Mr. Richardson stood at the back of the room, his thumbs receiving a workout. Everyone wanted a photo with Terry. He had to take a break at one point to duck into the back. A short woman in flannel whined, “Oh man! It’s like when you’re waiting to take a picture on Santa’s lap and when you finally get to the front of the line he has to go to the bathroom.”

A theory: a photograph with Terry Richardson as your social media profile picture signifies countless sentiments about the man, nearly all of them positive. It could mean that you slept with him (he’s now taken! By the way), that you could have slept with him but at the time were too cool or famous to sleep with him. It could mean that you read Vice in its heyday, or even better, lived Vice in its heyday. It could mean that you “get” Terry Richardson, but are “over” him.

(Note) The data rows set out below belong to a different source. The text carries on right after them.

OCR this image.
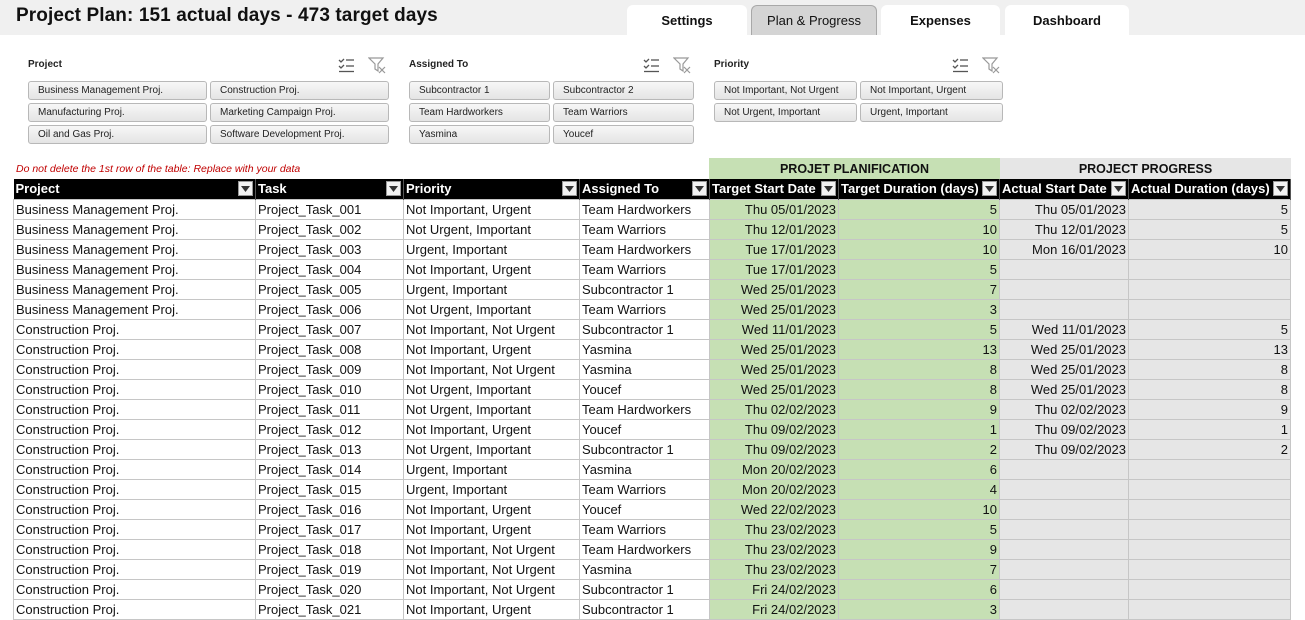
Project Plan: 151 actual days - 473 target days	Settings	Plan & Progress	Expenses	Dashboard
Project
Business Management Proj.	Construction Proj.
Manufacturing Proj.	Marketing Campaign Proj.
Oil and Gas Proj.	Software Development Proj.
Assigned To
Subcontractor 1	Subcontractor 2
Team Hardworkers	Team Warriors
Yasmina	Youcef
Priority
Not Important, Not Urgent	Not Important, Urgent
Not Urgent, Important	Urgent, Important
Do not delete the 1st row of the table: Replace with your data	PROJET PLANIFICATION	PROJECT PROGRESS
Project	Task	Priority	Assigned To	Target Start Date	Target Duration (days)	Actual Start Date	Actual Duration (days)

Business Management Proj.	Project_Task_001	Not Important, Urgent	Team Hardworkers	Thu 05/01/2023	5	Thu 05/01/2023	5
Business Management Proj.	Project_Task_002	Not Urgent, Important	Team Warriors	Thu 12/01/2023	10	Thu 12/01/2023	5
Business Management Proj.	Project_Task_003	Urgent, Important	Team Hardworkers	Tue 17/01/2023	10	Mon 16/01/2023	10
Business Management Proj.	Project_Task_004	Not Important, Urgent	Team Warriors	Tue 17/01/2023	5		
Business Management Proj.	Project_Task_005	Urgent, Important	Subcontractor 1	Wed 25/01/2023	7		
Business Management Proj.	Project_Task_006	Not Urgent, Important	Team Warriors	Wed 25/01/2023	3		
Construction Proj.	Project_Task_007	Not Important, Not Urgent	Subcontractor 1	Wed 11/01/2023	5	Wed 11/01/2023	5
Construction Proj.	Project_Task_008	Not Important, Urgent	Yasmina	Wed 25/01/2023	13	Wed 25/01/2023	13
Construction Proj.	Project_Task_009	Not Important, Not Urgent	Yasmina	Wed 25/01/2023	8	Wed 25/01/2023	8
Construction Proj.	Project_Task_010	Not Urgent, Important	Youcef	Wed 25/01/2023	8	Wed 25/01/2023	8
Construction Proj.	Project_Task_011	Not Urgent, Important	Team Hardworkers	Thu 02/02/2023	9	Thu 02/02/2023	9
Construction Proj.	Project_Task_012	Not Important, Urgent	Youcef	Thu 09/02/2023	1	Thu 09/02/2023	1
Construction Proj.	Project_Task_013	Not Urgent, Important	Subcontractor 1	Thu 09/02/2023	2	Thu 09/02/2023	2
Construction Proj.	Project_Task_014	Urgent, Important	Yasmina	Mon 20/02/2023	6		
Construction Proj.	Project_Task_015	Urgent, Important	Team Warriors	Mon 20/02/2023	4		
Construction Proj.	Project_Task_016	Not Important, Urgent	Youcef	Wed 22/02/2023	10		
Construction Proj.	Project_Task_017	Not Important, Urgent	Team Warriors	Thu 23/02/2023	5		
Construction Proj.	Project_Task_018	Not Important, Not Urgent	Team Hardworkers	Thu 23/02/2023	9		
Construction Proj.	Project_Task_019	Not Important, Not Urgent	Yasmina	Thu 23/02/2023	7		
Construction Proj.	Project_Task_020	Not Important, Not Urgent	Subcontractor 1	Fri 24/02/2023	6		
Construction Proj.	Project_Task_021	Not Important, Urgent	Subcontractor 1	Fri 24/02/2023	3		
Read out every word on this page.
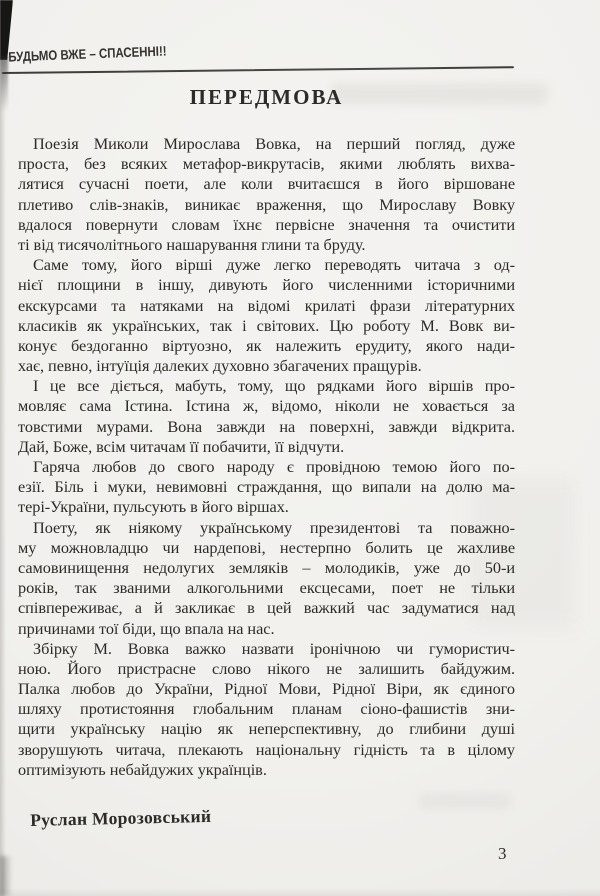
БУДЬМО ВЖЕ – СПАСЕННІ!!
ПЕРЕДМОВА
Поезія Миколи Мирослава Вовка, на перший погляд, дуже
проста, без всяких метафор-викрутасів, якими люблять вихва-
лятися сучасні поети, але коли вчитаєшся в його віршоване
плетиво слів-знаків, виникає враження, що Мирославу Вовку
вдалося повернути словам їхнє первісне значення та очистити
ті від тисячолітнього нашарування глини та бруду.
Саме тому, його вірші дуже легко переводять читача з од-
нієї площини в іншу, дивують його численними історичними
екскурсами та натяками на відомі крилаті фрази літературних
класиків як українських, так і світових. Цю роботу М. Вовк ви-
конує бездоганно віртуозно, як належить ерудиту, якого нади-
хає, певно, інтуїція далеких духовно збагачених пращурів.
І це все діється, мабуть, тому, що рядками його віршів про-
мовляє сама Істина. Істина ж, відомо, ніколи не ховається за
товстими мурами. Вона завжди на поверхні, завжди відкрита.
Дай, Боже, всім читачам її побачити, її відчути.
Гаряча любов до свого народу є провідною темою його по-
езії. Біль і муки, невимовні страждання, що випали на долю ма-
тері-України, пульсують в його віршах.
Поету, як ніякому українському президентові та поважно-
му можновладцю чи нардепові, нестерпно болить це жахливе
самовинищення недолугих земляків – молодиків, уже до 50-и
років, так званими алкогольними ексцесами, поет не тільки
співпереживає, а й закликає в цей важкий час задуматися над
причинами тої біди, що впала на нас.
Збірку М. Вовка важко назвати іронічною чи гумористич-
ною. Його пристрасне слово нікого не залишить байдужим.
Палка любов до України, Рідної Мови, Рідної Віри, як єдиного
шляху протистояння глобальним планам сіоно-фашистів зни-
щити українську націю як неперспективну, до глибини душі
зворушують читача, плекають національну гідність та в цілому
оптимізують небайдужих українців.
Руслан Морозовський
3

Why did you want a photo of him, girl in a fur vest angling her Blackberry?

“Oh,” she responded. “I work for Refinery 29.”

So that means you like Terry Richardson?

“No,” she said. “I have to tweet out a photo to prove to my boss that I came to this.”

A plebeian! Though the semiotics are admittedly complex. She asked where we worked and we told her.

“You should link out to us more.”

Even after you’d had a chance to see the show you had to stick around to watch the familiar faces standing in the street. There was Cynthia Rowley, Richard Prince, China Chow and Waris Ahluwalia. At one point the crowd parted so that Richard Phillips could drive by in his white Porsche, a racing model that sent rumbles down the block. We’d missed the dinner at Acme, but photos reveal that Ke$ha was there.

“The Terry images of his dad Bob remind me of the photographic study Richard Avedon made of his dying father,” Mr. Powers said after the show. “In fifty years, Terry Richardson will be remembered on the same level as a Helmut Newton, Irving Penn or Richard Avedon. It’s hard for some people to recognize their contemporaries’ importance in real time.”